Game studio Telltale Games has been essentially all but completely gone for over a month, but a report tells that the developer is liquidating and shuttering completely. A firm by the name of Sherwood Partners is said to be in charge of liquidating the company.

As GameDaily reports, what remains left for the company is assignment proceedings, a process that is similar to filing for bankruptcy. Basically what this does is allow for creditors and shareholders and anyone with a claim against the studio's assets come forward up to a certain date. What this also means for former employees is that their health agreements will end by the end of this month, after their company-supported coverage ended after the initial mass layoffs.

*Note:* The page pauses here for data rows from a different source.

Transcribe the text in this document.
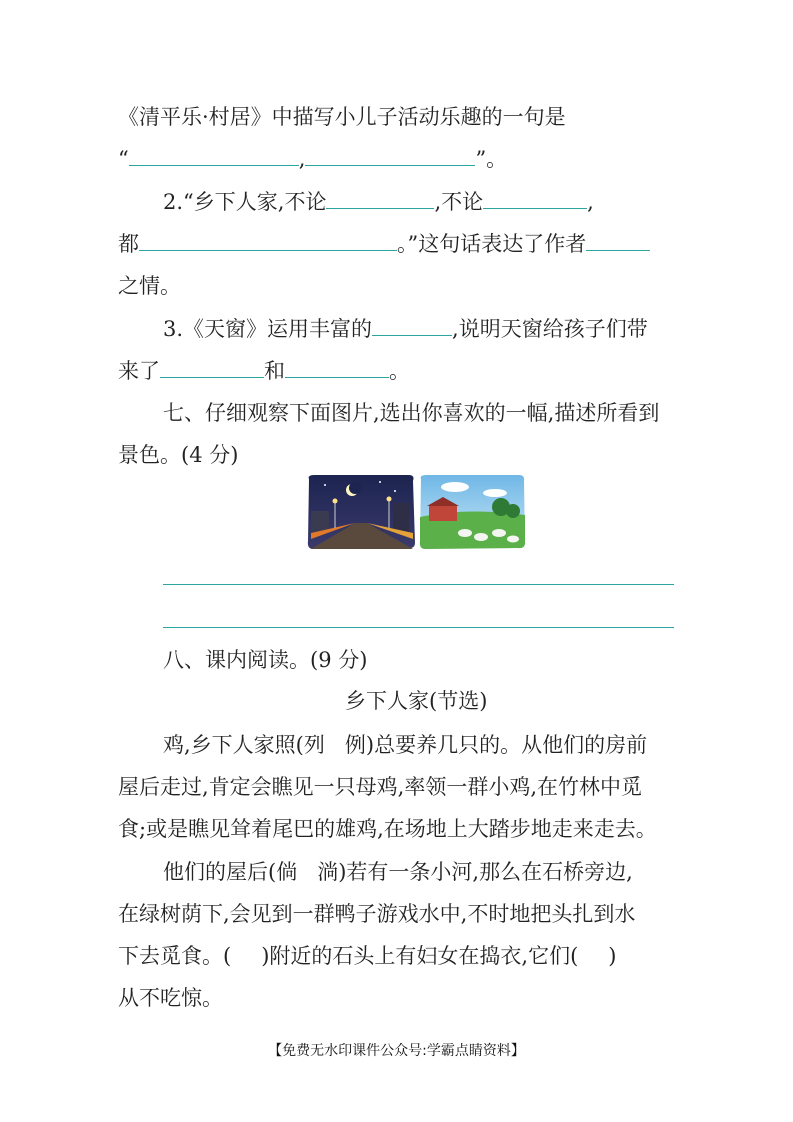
《清平乐·村居》中描写小儿子活动乐趣的一句是
“	,	”。
2.“乡下人家,不论	,不论	,
都	。”这句话表达了作者
之情。
3.《天窗》运用丰富的	,说明天窗给孩子们带
来了	和	。
七、仔细观察下面图片,选出你喜欢的一幅,描述所看到
景色。(4 分)
八、课内阅读。(9 分)
乡下人家(节选)
鸡,乡下人家照(列 例)总要养几只的。从他们的房前
屋后走过,肯定会瞧见一只母鸡,率领一群小鸡,在竹林中觅
食;或是瞧见耸着尾巴的雄鸡,在场地上大踏步地走来走去。
他们的屋后(倘 淌)若有一条小河,那么在石桥旁边,
在绿树荫下,会见到一群鸭子游戏水中,不时地把头扎到水
下去觅食。( )附近的石头上有妇女在捣衣,它们( )
从不吃惊。
【免费无水印课件公众号:学霸点睛资料】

The massive layoffs that let go a majority of the studio were well-publicized in September, halting all projects including The Walking Dead: The Final Season and a Stranger Things game. Both will still see life in one form or another, the former through Skybound and the latter through a different company of Netflix's choosing, though the project will probably be completely different from Telltale's. By the beginning of October, the remaining employees of Telltale were laid off.

Former employees of Telltale have filed a class-action lawsuit against the company.

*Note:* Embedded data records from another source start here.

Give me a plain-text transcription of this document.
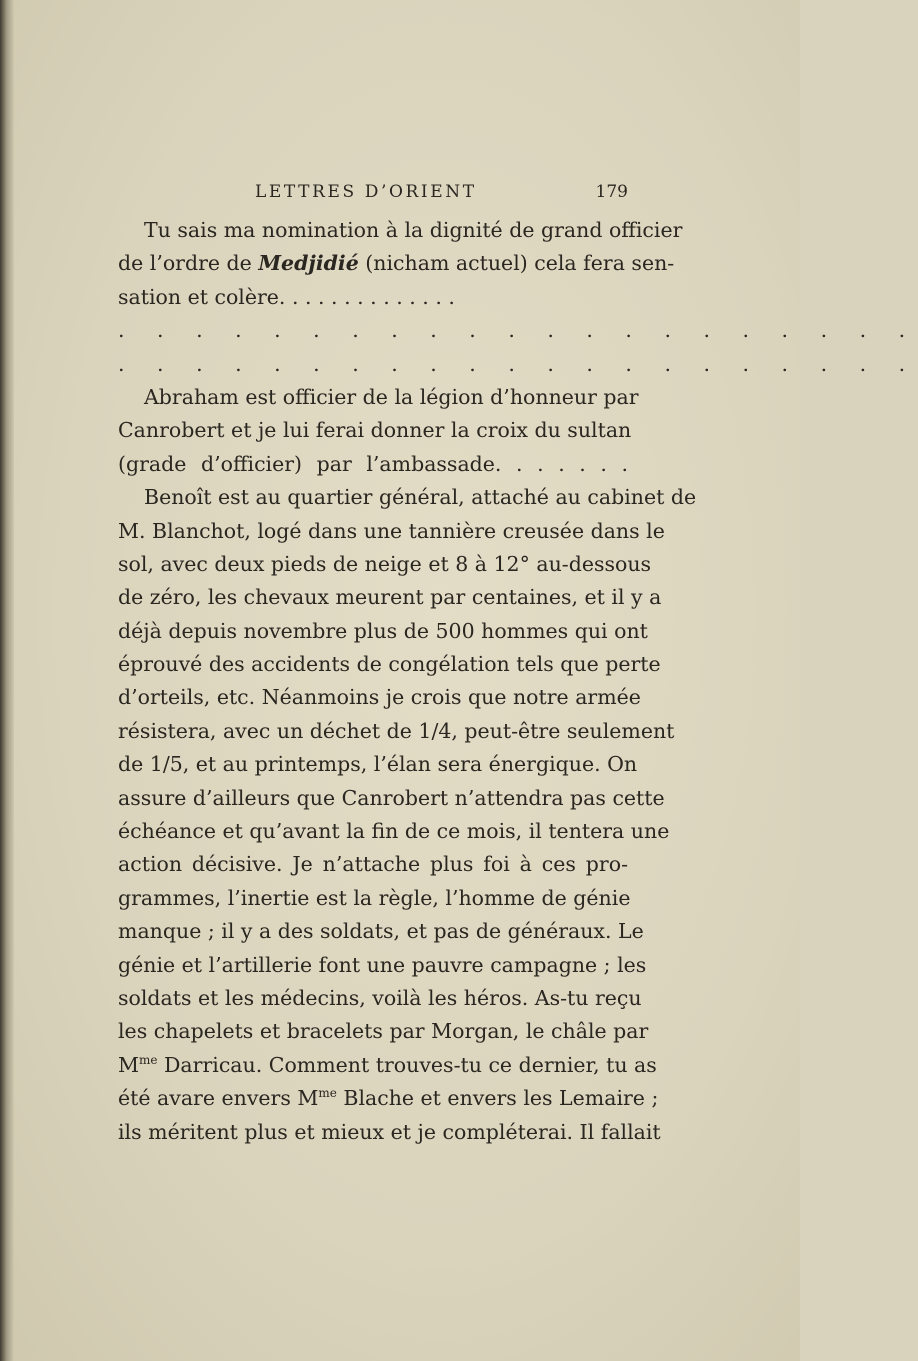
LETTRES D’ORIENT	179
Tu sais ma nomination à la dignité de grand officier
de l’ordre de Medjidié (nicham actuel) cela fera sen-
sation et colère. . . . . . . . . . . . . .
. . . . . . . . . . . . . . . . . . . . .
. . . . . . . . . . . . . . . . . . . . .
Abraham est officier de la légion d’honneur par
Canrobert et je lui ferai donner la croix du sultan
(grade d’officier) par l’ambassade. . . . . . .
Benoît est au quartier général, attaché au cabinet de
M. Blanchot, logé dans une tannière creusée dans le
sol, avec deux pieds de neige et 8 à 12° au-dessous
de zéro, les chevaux meurent par centaines, et il y a
déjà depuis novembre plus de 500 hommes qui ont
éprouvé des accidents de congélation tels que perte
d’orteils, etc. Néanmoins je crois que notre armée
résistera, avec un déchet de 1/4, peut-être seulement
de 1/5, et au printemps, l’élan sera énergique. On
assure d’ailleurs que Canrobert n’attendra pas cette
échéance et qu’avant la fin de ce mois, il tentera une
action décisive. Je n’attache plus foi à ces pro-
grammes, l’inertie est la règle, l’homme de génie
manque ; il y a des soldats, et pas de généraux. Le
génie et l’artillerie font une pauvre campagne ; les
soldats et les médecins, voilà les héros. As-tu reçu
les chapelets et bracelets par Morgan, le châle par
$M^{me}$ Darricau. Comment trouves-tu ce dernier, tu as
été avare envers $M^{me}$ Blache et envers les Lemaire ;
ils méritent plus et mieux et je compléterai. Il fallait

One signal of these end times for the company is the removal of some of Telltale's games from online marketplaces. The Walking Dead: The Final Season was temporarily removed from online stores, but users on a ResetEra thread point out that several other licensed titles from Telltale, including Jurassic Park: The Game, Tales of Monkey Island, and Back to the Future: The Game are no longer on Steam.

Per GameDaily, Telltale has not officially responded to any of these reports.